Importing pre-trained DistillBERT model, and tokenizer

In [9]:
model_class, tokenizer_class, pretrained_wts = (t.DistilBertModel, t.DistilBertTokenizer, "distilbert-base-uncased")
tokenizer = tokenizer_class.from_pretrained(pretrained_wts)
model = model_class.from_pretrained(pretrained_wts)

Downloading:   0%|          | 0.00/268M [00:00<?, ?B/s]

Some weights of the model checkpoint at distilbert-base-uncased were not used when initializing DistilBertModel: ['vocab_projector.bias', 'vocab_layer_norm.weight', 'vocab_transform.weight', 'vocab_projector.weight', 'vocab_layer_norm.bias', 'vocab_transform.bias']
- This IS expected if you are initializing DistilBertModel from the checkpoint of a model trained on another task or with another architecture (e.g. initializing a BertForSequenceClassification model from a BertForPreTraining model).
- This IS NOT expected if you are initializing DistilBertModel from the checkpoint of a model that you expect to be exactly identical (initializing a BertForSequenceClassification model from a BertForSequenceClassification model).


Prepare sentence embeddings using distilbert

In [10]:
tokenized = df[0].apply(lambda x: tokenizer.encode(x, add_special_tokens=True))

To process all the sentences at once (as one batch), we need to pad all lists to the same size, so that we can represent the input as one 2-D array


In [11]:
max_len =0
for i in tokenized.values:
  if len(i) > max_len:
    max_len = len(i)
padded = np.array([i+[0]*(max_len-len(i)) for i in tokenized.values])

# check the shape of padded dataset
np.array(padded).shape

(2000, 59)

We create a variable to tell it to ignore (mask) the padding we added, when it is processing its input.

In [12]:
attention_mask = np.where(padded != 0, 1, 0)
attention_mask.shape

(2000, 59)

Now, we use the distilBERT model and get the embeddings.

In [13]:
# convert tokens into ids
input_ids = torch.tensor(padded)
attention_mask = torch.tensor(attention_mask)
with torch.no_grad():
  # sentence embeddings for each tokens will be in results
  results = model(input_ids, attention_mask=attention_mask)

For sentence classification, we only need the output from first token of each sentence. ie. results[0][:,0, :] i.e [all_sentences, only the first position[CLS], all hidden unit outputs]. This values will be features for our classifier (logistic regression)

In [16]:
features = results[0][:, 0, :].numpy()
labels = df[1]

Split the data into train and test set

In [18]:
train_features, test_features, train_labels, test_labels = train_test_split(features, labels)

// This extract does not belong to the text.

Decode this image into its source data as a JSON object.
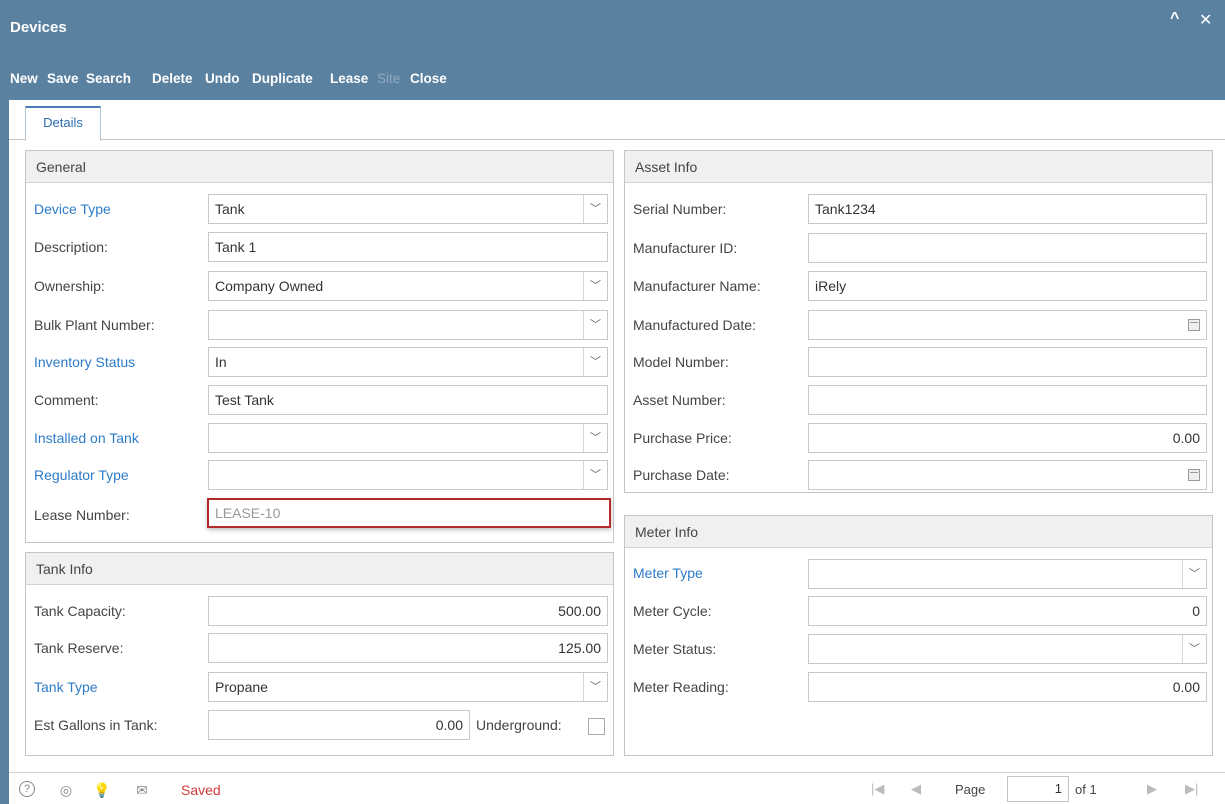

We can use gridsearch to find best hyperparameter for logistic regression. But first lets try with default values.

In [19]:
clf = LogisticRegression()
clf.fit(train_features, train_labels)

STOP: TOTAL NO. of ITERATIONS REACHED LIMIT.

Increase the number of iterations (max_iter) or scale the data as shown in:
    https://scikit-learn.org/stable/modules/preprocessing.html
Please also refer to the documentation for alternative solver options:
    https://scikit-learn.org/stable/modules/linear_model.html#logistic-regression
  n_iter_i = _check_optimize_result(


LogisticRegression()

Evaluate the model using our test set

In [20]:
clf.score(test_features, test_labels)

0.838

Comparing it with dummy classifier

In [21]:
from sklearn.dummy import DummyClassifier

c = DummyClassifier()
scores = cross_val_score(c, train_features, train_labels)
print(f"Dummy classifier score: {scores.mean()}")

Dummy classifier score: 0.5266666666666666